J.D. et A. c. Royaume-Uni 2020

Les victimes vulnérables de violences domestiques obtiennent une exonération de la « taxe sur les chambres à coucher »

La peur constante d’être contrainte de quitter notre foyer… était vraiment horrible (…) J’ai réellement été soulagée d’apprendre que ma bataille était quasiment terminée.

A., citée par la BBC

Contexte

Une femme qui courait un grave risque de violence domestique était menacée d’expulsion de sa maison spécialement adaptée, car la réduction des allocations logement ne lui permettait plus d’en payer le loyer.

La maison de A. avait été sécurisée dans le cadre d’un « dispositif de sanctuarisation (« Sanctuary Scheme ») » visant à protéger les victimes de violences. La maison était équipée d’une pièce sécurisée où A. et son fils pouvaient se réfugier s’ils étaient agressés par le dangereux ex-partenaire de celle-ci.

En 2012, le gouvernement a modifié le niveau de l’allocation logement accordée aux personnes à faibles revenus, en réduisant les droits de ceux qui avaient plus de chambres que ce dont ils avaient strictement besoin. Les détracteurs de cette politique l'avaient qualifiée de « taxe sur les chambres à coucher ».

Les allocations de A. ont été réduites parce qu'elle avait une chambre d’amis. Elle a pu temporairement payer son loyer en demandant une aide spéciale, mais elle a été brièvement menacée d'expulsion en 2015 après que la collectivité locale a rejeté sa demande par erreur.

A. a estimé qu'elle était traitée de manière injuste.
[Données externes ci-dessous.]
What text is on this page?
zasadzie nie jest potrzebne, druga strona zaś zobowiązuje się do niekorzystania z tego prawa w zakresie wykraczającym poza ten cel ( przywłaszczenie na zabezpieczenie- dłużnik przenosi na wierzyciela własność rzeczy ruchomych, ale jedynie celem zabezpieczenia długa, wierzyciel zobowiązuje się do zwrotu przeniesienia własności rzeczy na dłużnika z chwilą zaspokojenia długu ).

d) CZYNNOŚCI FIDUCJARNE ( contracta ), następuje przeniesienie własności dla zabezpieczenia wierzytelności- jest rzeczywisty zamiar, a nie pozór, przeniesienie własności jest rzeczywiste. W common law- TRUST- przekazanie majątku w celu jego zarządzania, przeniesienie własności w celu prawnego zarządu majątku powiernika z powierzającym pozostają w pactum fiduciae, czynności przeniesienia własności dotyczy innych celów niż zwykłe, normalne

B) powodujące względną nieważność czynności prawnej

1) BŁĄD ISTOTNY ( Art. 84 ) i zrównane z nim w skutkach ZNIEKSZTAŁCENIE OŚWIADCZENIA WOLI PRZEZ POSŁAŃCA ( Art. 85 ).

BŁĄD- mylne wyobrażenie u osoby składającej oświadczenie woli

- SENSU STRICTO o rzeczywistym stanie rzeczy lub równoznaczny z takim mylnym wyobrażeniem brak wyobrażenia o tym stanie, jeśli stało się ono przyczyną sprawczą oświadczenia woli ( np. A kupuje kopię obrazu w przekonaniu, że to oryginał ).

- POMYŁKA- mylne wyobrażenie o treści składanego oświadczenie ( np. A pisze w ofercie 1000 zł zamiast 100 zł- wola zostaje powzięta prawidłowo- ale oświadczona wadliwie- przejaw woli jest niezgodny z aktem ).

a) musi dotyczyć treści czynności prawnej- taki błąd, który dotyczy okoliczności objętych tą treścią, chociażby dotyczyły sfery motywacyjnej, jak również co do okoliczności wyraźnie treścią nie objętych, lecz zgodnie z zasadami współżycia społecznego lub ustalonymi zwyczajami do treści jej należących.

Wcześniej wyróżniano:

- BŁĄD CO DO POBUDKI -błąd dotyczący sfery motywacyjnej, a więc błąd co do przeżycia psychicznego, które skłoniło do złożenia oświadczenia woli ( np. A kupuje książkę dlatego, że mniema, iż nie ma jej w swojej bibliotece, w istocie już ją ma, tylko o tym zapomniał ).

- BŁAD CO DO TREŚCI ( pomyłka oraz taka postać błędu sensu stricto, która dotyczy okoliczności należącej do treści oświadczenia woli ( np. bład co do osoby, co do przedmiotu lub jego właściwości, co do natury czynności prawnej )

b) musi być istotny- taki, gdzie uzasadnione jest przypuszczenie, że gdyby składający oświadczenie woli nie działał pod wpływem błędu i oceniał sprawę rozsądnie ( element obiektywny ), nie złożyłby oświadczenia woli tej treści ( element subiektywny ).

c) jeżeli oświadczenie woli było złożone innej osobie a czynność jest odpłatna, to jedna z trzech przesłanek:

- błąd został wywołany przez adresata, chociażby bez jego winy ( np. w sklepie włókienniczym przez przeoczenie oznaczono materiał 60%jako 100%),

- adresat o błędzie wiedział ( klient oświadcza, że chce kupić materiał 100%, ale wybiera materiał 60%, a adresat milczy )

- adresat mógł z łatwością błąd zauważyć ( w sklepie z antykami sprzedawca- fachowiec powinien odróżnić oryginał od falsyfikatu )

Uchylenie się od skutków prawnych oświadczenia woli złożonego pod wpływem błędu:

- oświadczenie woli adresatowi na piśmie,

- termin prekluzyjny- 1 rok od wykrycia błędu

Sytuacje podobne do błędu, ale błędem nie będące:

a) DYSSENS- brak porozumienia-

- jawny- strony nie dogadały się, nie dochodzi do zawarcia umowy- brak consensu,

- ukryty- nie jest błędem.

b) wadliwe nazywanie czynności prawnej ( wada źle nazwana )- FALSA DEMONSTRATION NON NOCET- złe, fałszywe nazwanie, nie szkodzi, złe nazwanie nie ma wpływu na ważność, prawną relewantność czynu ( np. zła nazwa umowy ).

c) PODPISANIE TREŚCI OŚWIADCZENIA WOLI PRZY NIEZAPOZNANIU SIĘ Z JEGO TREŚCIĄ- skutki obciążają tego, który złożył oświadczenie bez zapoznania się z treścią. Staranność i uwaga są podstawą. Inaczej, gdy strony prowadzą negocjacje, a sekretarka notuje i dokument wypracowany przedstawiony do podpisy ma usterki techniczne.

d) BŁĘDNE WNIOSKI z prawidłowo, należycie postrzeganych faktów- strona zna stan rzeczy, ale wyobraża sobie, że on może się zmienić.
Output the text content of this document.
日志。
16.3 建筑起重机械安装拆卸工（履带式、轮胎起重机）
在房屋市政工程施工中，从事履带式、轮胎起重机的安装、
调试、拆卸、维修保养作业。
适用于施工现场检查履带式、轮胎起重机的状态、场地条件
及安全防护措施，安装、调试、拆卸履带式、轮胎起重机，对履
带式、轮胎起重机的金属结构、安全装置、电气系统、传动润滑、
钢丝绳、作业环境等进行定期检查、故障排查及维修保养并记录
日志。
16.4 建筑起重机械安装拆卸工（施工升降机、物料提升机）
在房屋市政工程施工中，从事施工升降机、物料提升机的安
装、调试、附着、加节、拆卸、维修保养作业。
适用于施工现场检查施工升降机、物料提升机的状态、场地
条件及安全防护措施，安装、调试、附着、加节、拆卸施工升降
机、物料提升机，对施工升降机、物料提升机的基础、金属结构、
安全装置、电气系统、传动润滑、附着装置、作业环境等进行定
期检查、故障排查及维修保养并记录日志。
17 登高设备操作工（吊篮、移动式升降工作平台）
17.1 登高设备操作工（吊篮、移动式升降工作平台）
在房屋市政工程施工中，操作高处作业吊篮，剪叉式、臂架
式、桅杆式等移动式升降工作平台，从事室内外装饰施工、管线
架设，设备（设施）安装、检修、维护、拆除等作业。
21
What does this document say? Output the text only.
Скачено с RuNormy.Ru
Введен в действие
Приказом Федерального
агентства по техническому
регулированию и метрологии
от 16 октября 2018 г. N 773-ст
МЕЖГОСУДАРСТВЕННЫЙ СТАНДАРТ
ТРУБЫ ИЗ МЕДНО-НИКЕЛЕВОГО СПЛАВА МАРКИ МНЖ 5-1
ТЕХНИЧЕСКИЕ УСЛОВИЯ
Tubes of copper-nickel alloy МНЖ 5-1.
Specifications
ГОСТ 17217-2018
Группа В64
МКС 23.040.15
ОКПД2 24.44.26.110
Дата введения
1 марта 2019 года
Elle a intenté une action en justice contre les autorités et son affaire a abouti devant la plus haute juridiction du Royaume-Uni.

L’affaire a été jointe à d’autres actions intentées par des personnes confrontées à des difficultés similaires en raison de la « taxe sur les chambres çà coucher », notamment J.D., une mère qui vivait dans une maison spécialement conçue pour sa fille gravement handicapée.

La plus haute juridiction du Royaume-Uni a rejeté leurs demandes.

Arrêt de la Cour européenne des droits de l’homme

La Cour européenne a jugé que le Royaume-Uni avait fait preuve de discrimination à l’encontre de A. en raison de son sexe, car elle était victime de violences domestiques - qui touchent majoritairement les femmes.

Selon la Cour, les autorités du Royaume-Uni n’ont pas expliqué de manière convaincante pourquoi le fait d’inciter les personnes disposant d’une chambre « supplémentaire » à déménager dans un logement plus petit - ce qui était l'objectif des modifications apportées aux allocations de logement - devait l’emporter sur l'objectif du dispositif « Sanctuary Scheme », qui était d’aider les victimes de violences domestiques à rester en sécurité chez elles plutôt que d’en être chassées par des menaces.

L'aide spéciale offerte aux personnes comme A. n’était pas suffisante pour compenser cette situation.

Toutefois, la Cour n’a pas jugé que J.D. avait été victime de discrimination en raison du handicap de sa fille. Dans le cas de J.D., une aide financière spéciale était disponible et elle a pu déménager dans un logement plus petit et plus approprié.

Suites

À la suite de l’arrêt de la Cour européenne, le Royaume-Uni a modifié la loi en octobre 2021 afin d’exempter clairement les victimes de violences domestiques graves faisant partie du régime spécial de sanctuarisation (« Sanctuary Scheme ») des réductions des allocations de logement.